MRI manufacturers demonstrate the latest innovations, upgrades and enhancements
by John Bonner
MRI has opened up the human body for radiologists to explore with remarkable precision and to gather clinical information of enduring value for physician colleagues, but the liver has so far proved a real diagnostic challenge. A combination of the organ’s complex vasculature and motion effects in free-breathing patients have meant that other modalities have often been chosen instead of MRI, particularly when looking for metastases in oncology cases.
This situation is changing due to the efforts of imaging vendors who have been working on expanding the role of this technology in body imaging. Visitors to the commercial exhibition can inspect a new software application which improves temporal resolution in MR images along with other developments that make scans both safer and more comfortable for patients.
SIEMENS is unveiling a technology that it says will make contrast-enhanced liver imaging fast and robust and allow free-breathing dynamic liver imaging, giving more patients access to high quality MR-based abdominal imaging.

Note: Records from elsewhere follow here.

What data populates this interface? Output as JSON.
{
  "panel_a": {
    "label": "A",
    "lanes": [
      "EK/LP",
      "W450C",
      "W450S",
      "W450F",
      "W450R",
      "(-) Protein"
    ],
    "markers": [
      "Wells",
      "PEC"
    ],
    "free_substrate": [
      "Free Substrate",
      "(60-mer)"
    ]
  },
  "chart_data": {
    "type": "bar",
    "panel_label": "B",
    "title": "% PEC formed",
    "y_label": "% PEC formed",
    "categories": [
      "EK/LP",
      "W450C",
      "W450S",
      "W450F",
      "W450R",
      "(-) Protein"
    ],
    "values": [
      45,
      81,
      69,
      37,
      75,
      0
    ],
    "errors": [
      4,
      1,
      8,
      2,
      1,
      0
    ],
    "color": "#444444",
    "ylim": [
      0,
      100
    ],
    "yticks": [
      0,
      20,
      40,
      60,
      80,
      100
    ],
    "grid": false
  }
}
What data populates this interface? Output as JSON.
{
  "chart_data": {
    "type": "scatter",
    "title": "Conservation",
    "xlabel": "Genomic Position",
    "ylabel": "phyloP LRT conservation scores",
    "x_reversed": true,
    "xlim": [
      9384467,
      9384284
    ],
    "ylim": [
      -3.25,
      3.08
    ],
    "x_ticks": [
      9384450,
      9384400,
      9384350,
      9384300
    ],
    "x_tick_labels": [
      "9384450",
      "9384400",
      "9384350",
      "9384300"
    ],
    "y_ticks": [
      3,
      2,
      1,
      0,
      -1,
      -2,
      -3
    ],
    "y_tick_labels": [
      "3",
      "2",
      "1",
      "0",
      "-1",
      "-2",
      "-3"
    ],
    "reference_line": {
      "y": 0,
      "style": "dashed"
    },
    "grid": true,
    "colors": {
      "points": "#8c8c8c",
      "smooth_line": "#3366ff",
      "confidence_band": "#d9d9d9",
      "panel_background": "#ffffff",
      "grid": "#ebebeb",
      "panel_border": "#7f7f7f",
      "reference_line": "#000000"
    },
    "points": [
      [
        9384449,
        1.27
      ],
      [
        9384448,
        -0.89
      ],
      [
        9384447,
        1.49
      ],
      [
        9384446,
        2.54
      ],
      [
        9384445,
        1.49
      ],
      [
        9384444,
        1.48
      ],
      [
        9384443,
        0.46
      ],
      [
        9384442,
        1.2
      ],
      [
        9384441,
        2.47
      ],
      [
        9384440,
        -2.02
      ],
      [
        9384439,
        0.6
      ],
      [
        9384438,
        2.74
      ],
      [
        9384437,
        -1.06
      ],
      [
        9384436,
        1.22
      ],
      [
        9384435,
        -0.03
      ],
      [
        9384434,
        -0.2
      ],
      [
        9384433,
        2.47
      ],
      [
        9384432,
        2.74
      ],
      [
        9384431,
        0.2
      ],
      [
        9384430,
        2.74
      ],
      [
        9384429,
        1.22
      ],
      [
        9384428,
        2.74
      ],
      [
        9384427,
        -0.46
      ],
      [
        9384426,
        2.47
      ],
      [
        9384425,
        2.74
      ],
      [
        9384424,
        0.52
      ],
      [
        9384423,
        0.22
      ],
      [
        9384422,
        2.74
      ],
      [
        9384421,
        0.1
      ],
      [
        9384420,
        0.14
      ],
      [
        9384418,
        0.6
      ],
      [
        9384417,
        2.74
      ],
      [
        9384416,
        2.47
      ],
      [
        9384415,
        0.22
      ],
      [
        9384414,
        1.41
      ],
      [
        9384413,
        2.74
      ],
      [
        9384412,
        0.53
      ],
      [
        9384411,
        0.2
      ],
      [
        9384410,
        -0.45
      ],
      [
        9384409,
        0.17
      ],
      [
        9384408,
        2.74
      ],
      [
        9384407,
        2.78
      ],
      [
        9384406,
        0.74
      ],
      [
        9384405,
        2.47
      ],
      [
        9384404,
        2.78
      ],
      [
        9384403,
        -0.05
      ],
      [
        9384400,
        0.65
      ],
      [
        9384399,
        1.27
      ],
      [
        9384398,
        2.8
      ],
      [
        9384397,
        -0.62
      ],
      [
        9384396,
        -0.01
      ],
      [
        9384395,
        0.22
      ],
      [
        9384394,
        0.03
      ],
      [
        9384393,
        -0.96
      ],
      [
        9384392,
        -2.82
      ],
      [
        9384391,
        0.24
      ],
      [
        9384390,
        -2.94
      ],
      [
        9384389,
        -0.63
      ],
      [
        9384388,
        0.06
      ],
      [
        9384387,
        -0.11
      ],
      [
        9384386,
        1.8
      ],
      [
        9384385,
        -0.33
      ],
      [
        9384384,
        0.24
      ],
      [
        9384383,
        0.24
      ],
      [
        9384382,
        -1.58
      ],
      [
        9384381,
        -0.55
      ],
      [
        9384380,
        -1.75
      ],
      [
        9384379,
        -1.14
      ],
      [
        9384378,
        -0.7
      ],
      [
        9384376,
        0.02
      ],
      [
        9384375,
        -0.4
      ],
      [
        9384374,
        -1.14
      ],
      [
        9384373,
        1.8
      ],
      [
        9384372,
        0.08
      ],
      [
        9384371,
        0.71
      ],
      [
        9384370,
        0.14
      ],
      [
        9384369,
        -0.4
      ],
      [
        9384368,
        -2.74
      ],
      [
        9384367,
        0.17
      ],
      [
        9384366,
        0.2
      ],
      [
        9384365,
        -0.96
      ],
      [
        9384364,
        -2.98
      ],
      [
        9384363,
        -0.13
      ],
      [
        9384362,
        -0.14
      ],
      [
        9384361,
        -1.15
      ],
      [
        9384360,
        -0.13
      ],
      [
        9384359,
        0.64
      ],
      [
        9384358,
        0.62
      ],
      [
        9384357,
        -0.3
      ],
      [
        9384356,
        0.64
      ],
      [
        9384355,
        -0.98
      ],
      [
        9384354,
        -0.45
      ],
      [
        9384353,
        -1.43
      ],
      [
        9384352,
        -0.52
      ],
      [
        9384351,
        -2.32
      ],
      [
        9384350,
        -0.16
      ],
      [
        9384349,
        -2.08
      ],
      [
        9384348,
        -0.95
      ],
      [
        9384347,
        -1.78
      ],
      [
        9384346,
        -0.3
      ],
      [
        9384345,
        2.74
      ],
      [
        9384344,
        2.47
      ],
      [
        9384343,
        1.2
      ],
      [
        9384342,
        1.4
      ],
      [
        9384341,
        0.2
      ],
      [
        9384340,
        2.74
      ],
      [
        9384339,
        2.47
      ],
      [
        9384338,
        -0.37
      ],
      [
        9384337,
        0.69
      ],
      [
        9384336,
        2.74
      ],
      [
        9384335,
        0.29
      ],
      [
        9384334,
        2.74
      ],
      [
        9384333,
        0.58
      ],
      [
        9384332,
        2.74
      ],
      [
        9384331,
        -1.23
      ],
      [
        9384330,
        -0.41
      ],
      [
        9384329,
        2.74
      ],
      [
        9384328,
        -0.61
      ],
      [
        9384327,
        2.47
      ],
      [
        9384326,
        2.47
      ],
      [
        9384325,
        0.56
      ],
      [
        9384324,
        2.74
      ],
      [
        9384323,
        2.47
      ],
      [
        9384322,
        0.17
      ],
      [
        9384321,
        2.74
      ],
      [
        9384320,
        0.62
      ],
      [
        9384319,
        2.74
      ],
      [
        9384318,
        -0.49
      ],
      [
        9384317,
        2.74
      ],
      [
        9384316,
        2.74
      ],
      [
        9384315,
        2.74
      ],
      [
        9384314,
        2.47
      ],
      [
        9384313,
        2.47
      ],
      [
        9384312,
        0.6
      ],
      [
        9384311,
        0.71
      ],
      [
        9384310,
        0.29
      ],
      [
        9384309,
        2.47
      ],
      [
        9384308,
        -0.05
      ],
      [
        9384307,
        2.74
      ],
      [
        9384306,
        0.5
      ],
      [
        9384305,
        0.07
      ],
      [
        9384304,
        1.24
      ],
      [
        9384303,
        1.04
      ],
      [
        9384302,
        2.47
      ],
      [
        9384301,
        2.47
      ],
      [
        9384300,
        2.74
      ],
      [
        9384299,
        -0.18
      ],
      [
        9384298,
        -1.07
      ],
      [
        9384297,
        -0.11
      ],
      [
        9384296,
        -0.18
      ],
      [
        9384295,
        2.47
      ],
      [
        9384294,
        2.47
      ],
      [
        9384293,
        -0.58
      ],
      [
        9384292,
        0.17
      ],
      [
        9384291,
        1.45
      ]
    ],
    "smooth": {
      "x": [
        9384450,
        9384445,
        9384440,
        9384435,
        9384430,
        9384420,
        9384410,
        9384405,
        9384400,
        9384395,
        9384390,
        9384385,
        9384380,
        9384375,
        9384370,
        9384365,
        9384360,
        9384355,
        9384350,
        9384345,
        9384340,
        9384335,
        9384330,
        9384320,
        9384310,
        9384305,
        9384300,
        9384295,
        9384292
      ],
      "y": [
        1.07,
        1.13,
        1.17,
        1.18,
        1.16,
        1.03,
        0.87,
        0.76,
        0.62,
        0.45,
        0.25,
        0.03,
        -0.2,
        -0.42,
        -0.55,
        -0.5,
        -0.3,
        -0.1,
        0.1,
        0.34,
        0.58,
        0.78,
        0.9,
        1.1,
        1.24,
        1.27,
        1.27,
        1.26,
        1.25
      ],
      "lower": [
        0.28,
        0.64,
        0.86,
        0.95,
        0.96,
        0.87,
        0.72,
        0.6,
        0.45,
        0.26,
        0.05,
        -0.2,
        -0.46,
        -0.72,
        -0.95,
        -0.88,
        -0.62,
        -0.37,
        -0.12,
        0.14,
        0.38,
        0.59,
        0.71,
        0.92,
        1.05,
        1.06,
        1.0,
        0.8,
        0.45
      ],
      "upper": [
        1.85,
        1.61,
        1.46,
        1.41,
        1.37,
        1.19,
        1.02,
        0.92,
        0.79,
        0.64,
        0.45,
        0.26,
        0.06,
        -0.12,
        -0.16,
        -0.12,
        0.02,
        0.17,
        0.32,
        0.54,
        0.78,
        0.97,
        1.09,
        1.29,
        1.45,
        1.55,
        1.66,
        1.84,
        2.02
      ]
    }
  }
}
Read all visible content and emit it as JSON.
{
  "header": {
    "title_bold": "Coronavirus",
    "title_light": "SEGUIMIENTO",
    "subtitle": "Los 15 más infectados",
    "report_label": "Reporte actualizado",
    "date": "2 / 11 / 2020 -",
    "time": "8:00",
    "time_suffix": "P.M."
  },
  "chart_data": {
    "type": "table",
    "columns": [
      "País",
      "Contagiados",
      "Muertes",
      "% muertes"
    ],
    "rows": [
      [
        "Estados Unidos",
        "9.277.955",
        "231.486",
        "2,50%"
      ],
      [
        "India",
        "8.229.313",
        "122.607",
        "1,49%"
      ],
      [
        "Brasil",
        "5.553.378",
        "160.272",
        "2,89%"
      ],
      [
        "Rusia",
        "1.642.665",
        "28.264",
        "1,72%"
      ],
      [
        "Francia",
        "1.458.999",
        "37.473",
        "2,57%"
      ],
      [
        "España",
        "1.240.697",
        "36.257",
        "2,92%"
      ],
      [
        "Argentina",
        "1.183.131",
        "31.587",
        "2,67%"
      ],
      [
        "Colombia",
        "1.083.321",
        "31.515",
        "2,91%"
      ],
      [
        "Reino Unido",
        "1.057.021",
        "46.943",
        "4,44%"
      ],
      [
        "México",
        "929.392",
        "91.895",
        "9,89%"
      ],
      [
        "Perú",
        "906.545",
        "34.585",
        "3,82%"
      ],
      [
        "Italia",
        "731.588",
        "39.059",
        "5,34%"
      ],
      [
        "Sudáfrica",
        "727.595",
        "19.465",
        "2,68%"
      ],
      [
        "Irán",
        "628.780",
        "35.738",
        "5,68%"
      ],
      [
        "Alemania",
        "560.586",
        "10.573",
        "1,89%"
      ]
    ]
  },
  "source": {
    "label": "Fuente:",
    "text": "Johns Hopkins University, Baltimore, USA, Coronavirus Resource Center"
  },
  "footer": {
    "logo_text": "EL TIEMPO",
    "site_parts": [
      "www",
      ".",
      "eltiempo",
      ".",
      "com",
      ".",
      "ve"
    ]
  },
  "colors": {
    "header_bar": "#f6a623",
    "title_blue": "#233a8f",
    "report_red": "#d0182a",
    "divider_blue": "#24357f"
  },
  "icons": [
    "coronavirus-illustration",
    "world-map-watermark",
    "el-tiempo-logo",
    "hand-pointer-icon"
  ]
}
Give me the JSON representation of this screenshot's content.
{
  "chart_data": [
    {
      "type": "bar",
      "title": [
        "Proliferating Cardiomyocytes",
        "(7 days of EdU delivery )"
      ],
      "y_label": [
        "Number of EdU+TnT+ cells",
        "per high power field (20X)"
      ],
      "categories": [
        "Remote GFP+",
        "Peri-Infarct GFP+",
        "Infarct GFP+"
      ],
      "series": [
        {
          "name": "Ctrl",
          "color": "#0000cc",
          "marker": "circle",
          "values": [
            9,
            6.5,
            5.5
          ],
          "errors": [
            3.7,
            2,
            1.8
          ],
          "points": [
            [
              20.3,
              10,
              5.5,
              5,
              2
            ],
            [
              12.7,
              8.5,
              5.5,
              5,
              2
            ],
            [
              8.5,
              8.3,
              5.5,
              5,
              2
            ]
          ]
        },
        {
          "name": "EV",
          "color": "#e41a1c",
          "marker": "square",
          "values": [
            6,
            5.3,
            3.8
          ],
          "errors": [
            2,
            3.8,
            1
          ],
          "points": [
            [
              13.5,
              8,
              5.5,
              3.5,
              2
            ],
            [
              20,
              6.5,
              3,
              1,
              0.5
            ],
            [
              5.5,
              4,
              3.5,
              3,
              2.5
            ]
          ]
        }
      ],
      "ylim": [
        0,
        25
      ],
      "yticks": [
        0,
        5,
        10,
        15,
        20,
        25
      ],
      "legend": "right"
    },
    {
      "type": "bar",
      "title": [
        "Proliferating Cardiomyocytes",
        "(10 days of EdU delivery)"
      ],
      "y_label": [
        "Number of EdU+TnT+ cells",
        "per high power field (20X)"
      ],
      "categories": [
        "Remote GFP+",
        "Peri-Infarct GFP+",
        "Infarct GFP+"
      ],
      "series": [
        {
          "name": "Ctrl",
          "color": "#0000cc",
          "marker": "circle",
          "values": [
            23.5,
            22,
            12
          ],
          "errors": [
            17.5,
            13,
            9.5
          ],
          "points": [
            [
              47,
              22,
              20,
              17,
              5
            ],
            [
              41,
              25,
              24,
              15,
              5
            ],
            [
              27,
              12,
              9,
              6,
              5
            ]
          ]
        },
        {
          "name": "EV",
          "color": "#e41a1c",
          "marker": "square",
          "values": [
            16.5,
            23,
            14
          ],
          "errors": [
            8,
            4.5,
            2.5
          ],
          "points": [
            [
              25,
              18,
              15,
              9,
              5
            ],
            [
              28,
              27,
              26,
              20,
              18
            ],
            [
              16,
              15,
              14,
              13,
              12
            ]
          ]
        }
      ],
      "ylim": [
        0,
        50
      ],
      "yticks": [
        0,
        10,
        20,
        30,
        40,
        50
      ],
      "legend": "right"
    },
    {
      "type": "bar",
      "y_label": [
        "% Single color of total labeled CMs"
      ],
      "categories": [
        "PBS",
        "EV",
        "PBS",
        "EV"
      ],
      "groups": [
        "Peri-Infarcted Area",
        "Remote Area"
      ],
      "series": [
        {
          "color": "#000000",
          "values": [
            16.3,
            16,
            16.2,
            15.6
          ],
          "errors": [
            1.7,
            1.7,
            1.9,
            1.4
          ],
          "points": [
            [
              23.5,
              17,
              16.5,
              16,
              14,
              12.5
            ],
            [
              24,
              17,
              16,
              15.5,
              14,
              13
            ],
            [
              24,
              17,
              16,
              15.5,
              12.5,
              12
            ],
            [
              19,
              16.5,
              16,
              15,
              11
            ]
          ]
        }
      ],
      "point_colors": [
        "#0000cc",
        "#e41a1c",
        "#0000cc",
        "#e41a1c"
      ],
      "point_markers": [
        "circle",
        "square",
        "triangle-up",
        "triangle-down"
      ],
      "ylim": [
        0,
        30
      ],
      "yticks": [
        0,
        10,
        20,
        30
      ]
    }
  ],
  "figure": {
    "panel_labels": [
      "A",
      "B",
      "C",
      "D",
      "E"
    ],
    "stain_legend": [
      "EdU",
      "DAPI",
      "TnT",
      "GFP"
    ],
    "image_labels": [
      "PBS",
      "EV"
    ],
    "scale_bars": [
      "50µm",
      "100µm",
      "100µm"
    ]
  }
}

Dr. Bernd Ohnesorge, chief executive of Siemens’ MR business unit, explained that the key software technologies underlying the company’s new Twist-Vibe and StarVibe features will be available together as a package called FREEZEit. The former is a sequence that offers high temporal and spatial resolution with full 4D coverage for multi-arterial imaging with 100% precise contrast-timing. Meanwhile, StarVibe is an application that delivers robust, free-breathing, and contrast-enhanced exams for non-compliant patients by resisting motion artefacts.
“These are acceleration techniques that allow us to do body and liver imaging at such high speed that it creates a genuine breakthrough in temporal resolution. So even in an organ as notoriously difficult to image as the liver, we can eliminate motion artefacts while also substantially enhancing contrast timing. Together that makes for a very accurate diagnosis,” he said.